A Red, Loose Thread | Teen Ink

A Red, Loose Thread

January 5, 2022
By nikoschoessler BRONZE, Portland, Oregon
nikoschoessler BRONZE, Portland, Oregon
1 article 0 photos 0 comments

There is a little red thread loose at the hem of my sweater. I tug on it gently, trying to snap it at the point where it exits the rest of the weave. There is a large man standing in front of me. His hands are curled up, tangled in fists, and they are resting on his hips. He is upset but I don't know why. I do not know in what way either, what kind of upset he is; Sadness? Anger? Frustration? His mustache is long enough and caterpillar-hairy enough that it covers his mouth and all its lines and edges. I cannot use it for emotional cues. He has large, shiny, mirror-like sunglasses on and I can't see his eyes and their crinkles and all the emotions hidden inside them. I can only infer that he is upset by his eyebrows and forehead, both of which are bunched up in a way that means "something is bad or wrong or sad and I do not like it.''

 He is asking me questions. I know he is asking me questions by the way he is pausing and waiting for me to answer but I cannot hear what he is saying so I cannot answer him. I can't hear him because it's like my ears are filled up with an ocean and the waves are rushing and crushing and crashing on a sandy rocky shore and every sound that my ears pick up, that I am supposed to hear, is muffled and drowned out.
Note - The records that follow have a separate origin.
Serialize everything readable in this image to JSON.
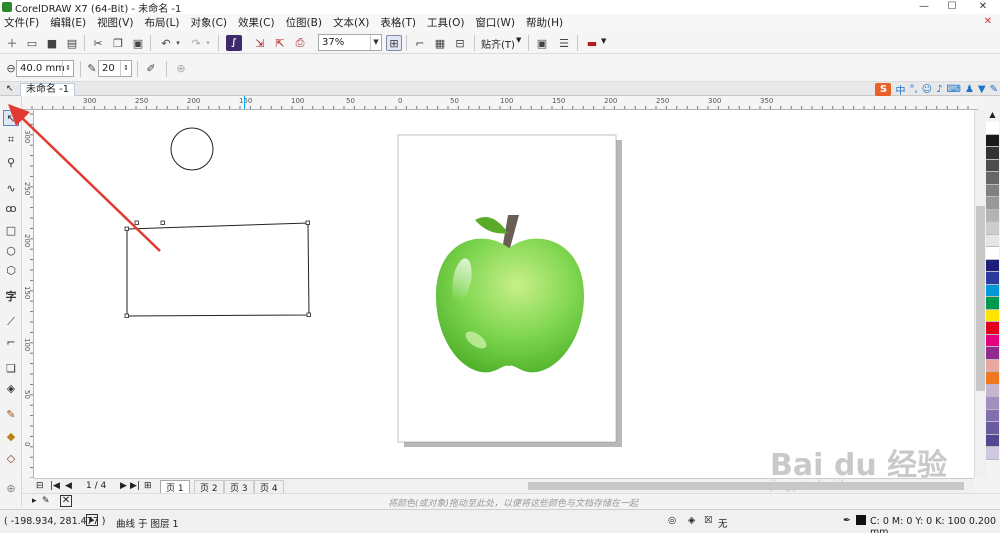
{
  "window": {
    "title": "CorelDRAW X7 (64-Bit) - 未命名 -1",
    "min": "—",
    "max": "☐",
    "close": "✕"
  },
  "menu": [
    "文件(F)",
    "编辑(E)",
    "视图(V)",
    "布局(L)",
    "对象(C)",
    "效果(C)",
    "位图(B)",
    "文本(X)",
    "表格(T)",
    "工具(O)",
    "窗口(W)",
    "帮助(H)"
  ],
  "toolbar": {
    "zoom": "37%",
    "snap": "贴齐(T)"
  },
  "propertybar": {
    "outline_width": "40.0 mm",
    "miter": "20"
  },
  "document_tab": "未命名 -1",
  "ime": {
    "logo": "S",
    "mode": "中"
  },
  "hruler_labels": [
    "300",
    "250",
    "200",
    "150",
    "100",
    "50",
    "0",
    "50",
    "100",
    "150",
    "200",
    "250",
    "300",
    "350"
  ],
  "vruler_labels": [
    "300",
    "250",
    "200",
    "150",
    "100",
    "50",
    "0"
  ],
  "tools": [
    "pick-icon",
    "shape-icon",
    "crop-icon",
    "zoom-icon",
    "freehand-icon",
    "artistic-media-icon",
    "rectangle-icon",
    "ellipse-icon",
    "polygon-icon",
    "text-icon",
    "dimension-icon",
    "connector-icon",
    "shadow-icon",
    "transparency-icon",
    "eyedropper-icon",
    "fill-icon",
    "smart-fill-icon"
  ],
  "palette": [
    "#ffffff",
    "#1a1a1a",
    "#333333",
    "#4d4d4d",
    "#666666",
    "#808080",
    "#999999",
    "#b3b3b3",
    "#cccccc",
    "#e6e6e6",
    "#ffffff",
    "#1d1d7a",
    "#2a3a9e",
    "#0098d9",
    "#009a4d",
    "#ffe600",
    "#e4001a",
    "#e5007f",
    "#912a8c",
    "#e8a8a0",
    "#f07820",
    "#c8b4d0",
    "#a090c0",
    "#8070b0",
    "#6a5aa0",
    "#504890",
    "#d0c8e0"
  ],
  "pages": {
    "counter": "1 / 4",
    "tabs": [
      "页 1",
      "页 2",
      "页 3",
      "页 4"
    ]
  },
  "doc_palette_hint": "将颜色(或对象)拖动至此处，以便将这些颜色与文档存储在一起",
  "status": {
    "coords": "( -198.934, 281.477 )",
    "info": "曲线 于 图层 1",
    "fill": "无",
    "outline": "C: 0 M: 0 Y: 0 K: 100  0.200 mm"
  },
  "watermark": {
    "brand": "Bai du 经验",
    "url": "jingyan.baidu.com"
  },
  "colors": {
    "apple": "#7fd650",
    "leaf": "#5aaa2a",
    "stem": "#6b5e55",
    "arrow": "#e03a32"
  }
}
 The thread that has escaped the knit of my sweater is longer now. When I tried to break it a moment ago it just pulled farther out instead of snapping. The big man has stopped asking questions but instead is now yelling. He is mad, I suppose. Was he mad before? Is that the kind of upset he was at the start? Or is he just mad now because I wasn't answering his questions? His words, even though they are louder now, still do not overpower the rushing crushing crashing and the rushing roaring blowing of the wind in my ears. 

The red thread is white now, the fiber tugging out too far. I have pulled it out too long and now it has changed colors. I can't snap it even when I try to again and the hem of my sweater is unraveling around and around and across my back and now the white thread is red again, having reached the place it had started. It is wrapped around my fingers, entangled and trapped with the tips turning purplish--it's my favorite color, this specific shade -- too weak to break the string, as fine and slender as it is. 

The big man is now slamming his hands on the table between us. saliva comes out of his mouth and gets caught in his mustache. Either he doesn't notice or he doesn't care because he doesn't wipe it off. I wipe my face on my sleeve reflexively but my red sleeve is damp already and also I had nothing to wipe away, unlike this big, angry, mirror-eyed man. Spit is gathering in the corners of his lips, foaming as he shouts. 

For a moment, the tide washes out and I hear his voice yelling over the thunder echoing in my head.

What happened to you? What did you do? Why won't you answer me?

And then the storming sea swells, filling my ears again and the shouts wash away with the waves. The thread that I've been pulling at goes red, white,white, red, white, white, and back to red. I've reached the front of the sweater again, where the red begins again.

 My sweater was never red before. In my ears, reverberating-echoing in my head, The rushing crushing crashing waves turn into crushing crunching cracking bones and the rushing roaring blowing winds turn into wheezing squeezing screaming voices.

Just like my family before my all-white sweater turned red.


The author's comments:

This work of flash fiction is kind of funny to me, because I'm not a macabre or creepy kind of person, this idea just came to me in class one day and I knew I had to scribble it down and flesh it out. I kind of intentionally left a lot of details lacking, to hopefully provide a sense of confusion and suspense. You can tell I was feeling inspired when this idea hit me, because in my writer's notebook (which is handwritten paper) the lettering and penmanship is messy and rushed. It looks a lot nicer all typed out, and I hope that this short story comes across the way I planned it to.